Since her King George success on Frodon, Bryony Frost hinted in a few interviews that she was unhappy with some issues in the weighroom concerning her and her fellow riders.
It later transpired that there is an on-going BHA investigation after she had made a complaint over alleged comments following a race last year.
Frost has been such a familiar sight on TV, so much that you forget she first came into the limelight when winning the Cheltenham Foxhunters on Pasha Du Polder in 2017 – just less than four years ago.
Winning the Grade 1 Kauto Star Novices’ Chase on Black Corton and her Ryanair Chase success on Frodon at the Festival were the highlights before the King George and her ebullient personality has done nothing but good for racing, in attracting more media attention.
She’s been lucky to be attached to such a big stable but there’s never any doubt that she’s earned her place there and she has articulated that on many occasions.
The racing media are often criticised for giving her so much attention but she is ‘box office’ in a sport where few jockeys are recognisable and her personality and ebullient post-race interviews are genuine and entertaining in the heat of the moment.

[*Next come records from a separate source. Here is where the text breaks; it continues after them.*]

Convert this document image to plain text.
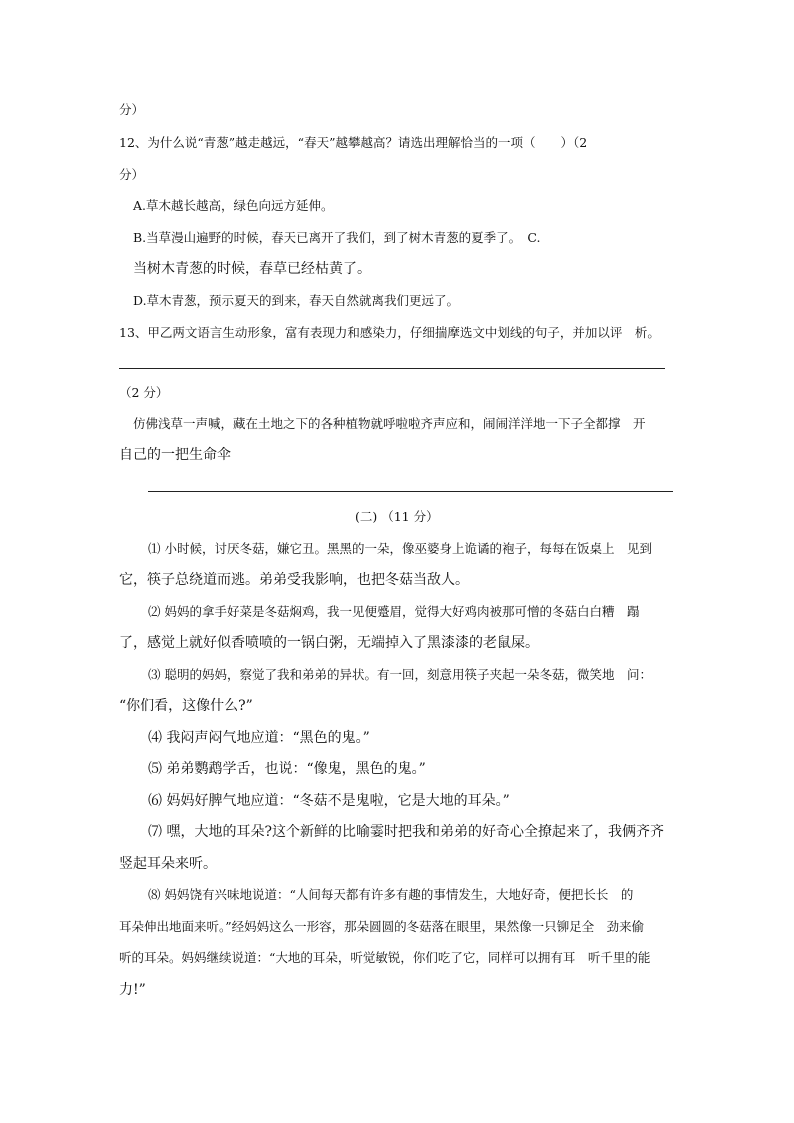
分）
12、为什么说“青葱”越走越远，“春天”越攀越高？请选出理解恰当的一项（　　）（2
分）
A.草木越长越高，绿色向远方延伸。
B.当草漫山遍野的时候，春天已离开了我们，到了树木青葱的夏季了。　C.
当树木青葱的时候，春草已经枯黄了。
D.草木青葱，预示夏天的到来，春天自然就离我们更远了。
13、甲乙两文语言生动形象，富有表现力和感染力，仔细揣摩选文中划线的句子，并加以评　析。
（2 分）
仿佛浅草一声喊，藏在土地之下的各种植物就呼啦啦齐声应和，闹闹洋洋地一下子全都撑　开
自己的一把生命伞
(二) （11 分）
⑴ 小时候，讨厌冬菇，嫌它丑。黑黑的一朵，像巫婆身上诡谲的袍子，每每在饭桌上　见到
它，筷子总绕道而逃。弟弟受我影响，也把冬菇当敌人。
⑵ 妈妈的拿手好菜是冬菇焖鸡，我一见便蹙眉，觉得大好鸡肉被那可憎的冬菇白白糟　蹋
了，感觉上就好似香喷喷的一锅白粥，无端掉入了黑漆漆的老鼠屎。
⑶ 聪明的妈妈，察觉了我和弟弟的异状。有一回，刻意用筷子夹起一朵冬菇，微笑地　问：
“你们看，这像什么?”
⑷ 我闷声闷气地应道：“黑色的鬼。”
⑸ 弟弟鹦鹉学舌，也说：“像鬼，黑色的鬼。”
⑹ 妈妈好脾气地应道：“冬菇不是鬼啦，它是大地的耳朵。”
⑺ 嘿，大地的耳朵?这个新鲜的比喻霎时把我和弟弟的好奇心全撩起来了，我俩齐齐
竖起耳朵来听。
⑻ 妈妈饶有兴味地说道：“人间每天都有许多有趣的事情发生，大地好奇，便把长长　的
耳朵伸出地面来听。”经妈妈这么一形容，那朵圆圆的冬菇落在眼里，果然像一只铆足全　劲来偷
听的耳朵。妈妈继续说道：“大地的耳朵，听觉敏锐，你们吃了它，同样可以拥有耳　听千里的能
力!”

Frost is acknowledged to be a good rider and gets a good tune of many horses. There are two elements that stand out in making a good jockey: tactical awareness and strength in a finish. Hollie Doyle and Rachael Blackmore tick all the boxes but both will acknowledge that it was through experience, through riding regularly, that helped them improve to the level they are now at.
They have inspired many more women to give it a go but racing has been very slow to accept female riders in its top ranks.
This week’s Horse & Hound has a cover photo of Sheila Webster, who won Badminton Horse Trials, a supreme test of the skill of horse and rider, three times in the late 1950s. Males and females have competed alongside with no animosity in most equestrian sports for decades.
Yet it has been very slow in racing. An excellent analysis on the male/female ratio or riders in recent year on the flat can be found on the geegeez.co.uk website.
It gives an idea on where we are and there’s not likely to be any greater participation over jumps. It finds that on the flat in British racing (turf and all-weather) from January 1st 2016 to December 31st 2020, a period of five years, accounting for all riders in flat races, broken down by gender, male jockeys had 260,005 mounts compared with female jockeys’ 25,887. So yes, in that sense, as one of the few sports where men and women compete on equal terms, it’s a man’s game.
Man’s sport
On Saturday, ITV Racing and Adam Wedge were taken to task for the use of the phrase “it’s a man’s sport” used by the jockey in his post Welsh National interview, in the context that he was back in the saddle after two heavy falls. ITV also get criticised for building up the Bryony angle too much.
This was an off the cuff remark and Wedge later apologised but it surely wasn’t needed here – if anyone looking for insult took it to mean it was a sport for men only and not in reference to tough people who take a few hits and carry on, no more than we’ve seen Rachael Blackmore regularly do. God forbid, we find names like Bravemansgame and Gentlemansgame sexist!
Yet, you cannot argue that females are well outnumbered throughout the sport and acceptance in some areas has been slow.
Comments were also dug up from Ginger McCain, saying he didn’t like female jockeys but they were written 15 or more years ago and based on his life experiences. All are irrelevant now because the face of women’s sport has been transformed over the last 10 years.
The days of having a woman as a soccer pundit on Match of the Day could barely be imagined just five years ago, yet alone that she would be both knowledgeable and popular. Yet Alex Scott has now moved to regular slots in general prime time TV.
It was a bit unfortunate that Frost chose to make her feelings public but could then say little more on the details. It created speculation and into any such void various opinions and exaggerations are thrown. Bullying, jealousy? Would a jockey who has been up and down the country for years, rarely on Grade 1 rides or getting much media attention, be jealous of the attention?
Nothing was known of any issues arising from a race last September until now. Did the issue resurface after the King George where Frodon jumped out to his left and gave Santini a bit of grief?
Having looked at the Southwell race being referred to, it’s hard to see how Frost could be held any more responsible for a horse falling behind her than Paul Townend was for the waywardness of Asterion Forlonge in the Supreme last year (resulting in two fallers). Note also Nico de Boinville on Santini taking Monalee’s ground coming down the hill in the Gold Cup (received a ban).
Yes, we may say, toughen up, take it on the chin, but that can be difficult if you think you did nothing wrong and are outnumbered in the situation.
You would hope that a few things are now acknowledged everywhere.
That females can ride as well as males.
That Bryony Frost is a good rider and good for racing when it needs all the media coverage it can get.
But males are still the dominant gender in racing and, while equality may mean you take strong comment ‘on the chin’, the days of keeping issues that affect mental health solely in the ‘locker room’ should be long gone.